Granary Arts invites you to join us for the closing reception of “Geontological Survey of Fossil Grains” an exhibition by artist Elpitha Tsoutsounakis.
Reception
Friday, September 13, 2024 / 6-8pm
On View
Wednesday, May 22 – Friday, September 20, 2024
“Geontological Survey of Fossil Grains” is an aggregate of three regional assemblies: archival materials, collective histories, and local geologies. The installation includes two maps that navigate the logic of worldmaking through Ochre practice, a bulletin of research that informs the works, and seven paper banners soaked in Ochre pigment each containing a “fossil of grain”.
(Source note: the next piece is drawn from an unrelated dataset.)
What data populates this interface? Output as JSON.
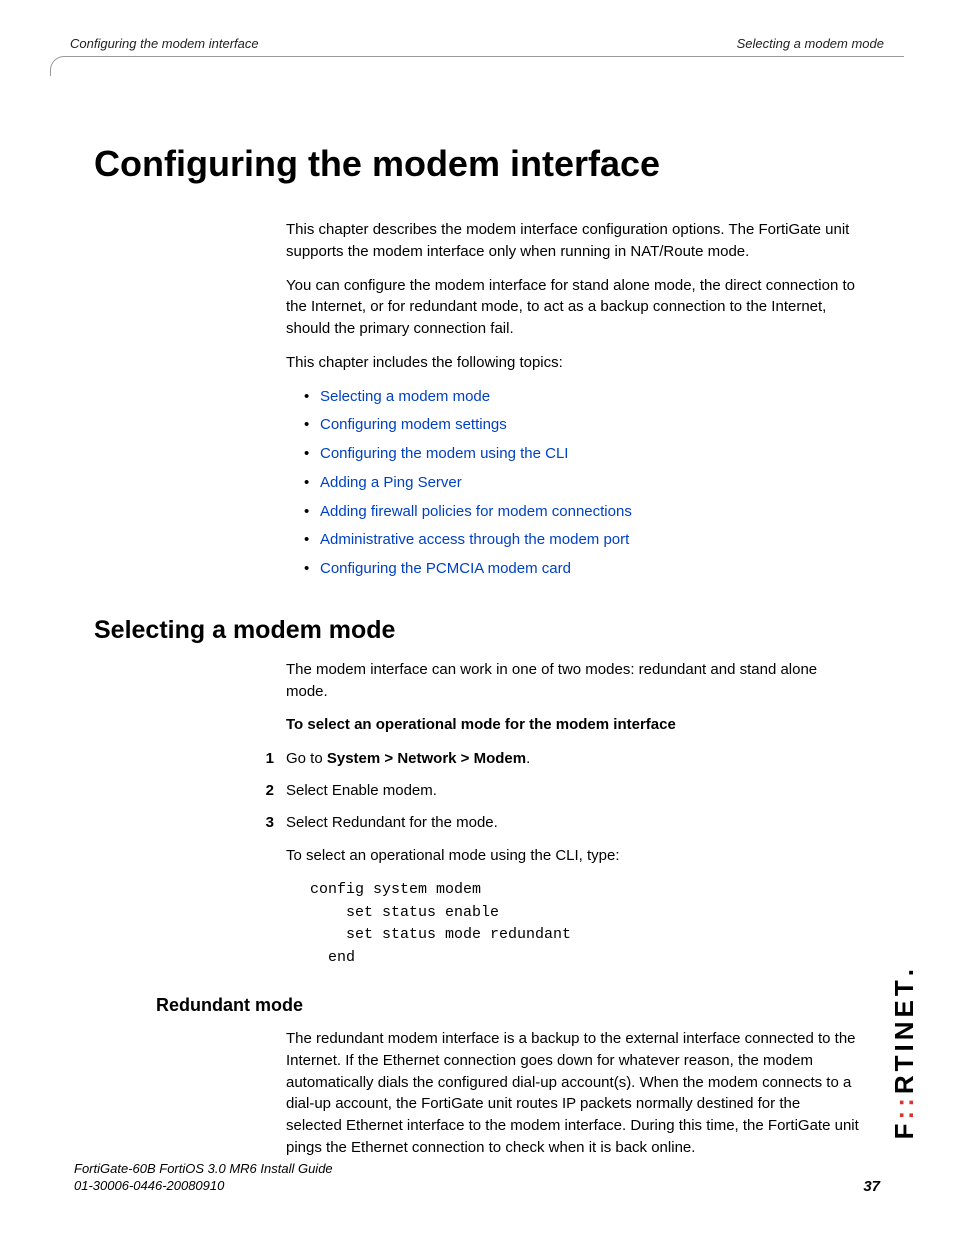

The exhibit is the next installation of the Field Studio Geontological Survey (FSGS), a design research collective thinking with Ochre through field, community, and studio operations. The installation is a culmination of FSGS field work in Ephraim surveying local Ochres, and archival research in the Utah Pioneer Costume Research Project. This work explores the history of rural women’s mutual aid organizations and maps them through potentials in the space between stone and grain.
If the fossil is the rock’s memory of the shape of the body that once was; the photograph is the archive’s memory of the shape of the body that once was. Traces of color–the golden dust of the quarry to the pale glow of grain–map alternative routes in past/futures.
About the Artist
Elpitha Tsoutsounakis is a Cretan American designer, printer, and educator based in Salt Lake City. She is a founding faculty and assistant professor in the Division of Multi-disciplinary Design at the University of Utah where she teaches visual strategy, research methods, and design studio. She completed a BS in architecture at the University of Utah and a Master’s in architecture at the University of Texas at Austin. Her work has been featured in the “New York Times” and “Southwest Contemporary” and she was named a 2023 Design Arts Fellow by the Utah State Division of Arts and Museums. unknownprospect.org
Event is free and open to the public.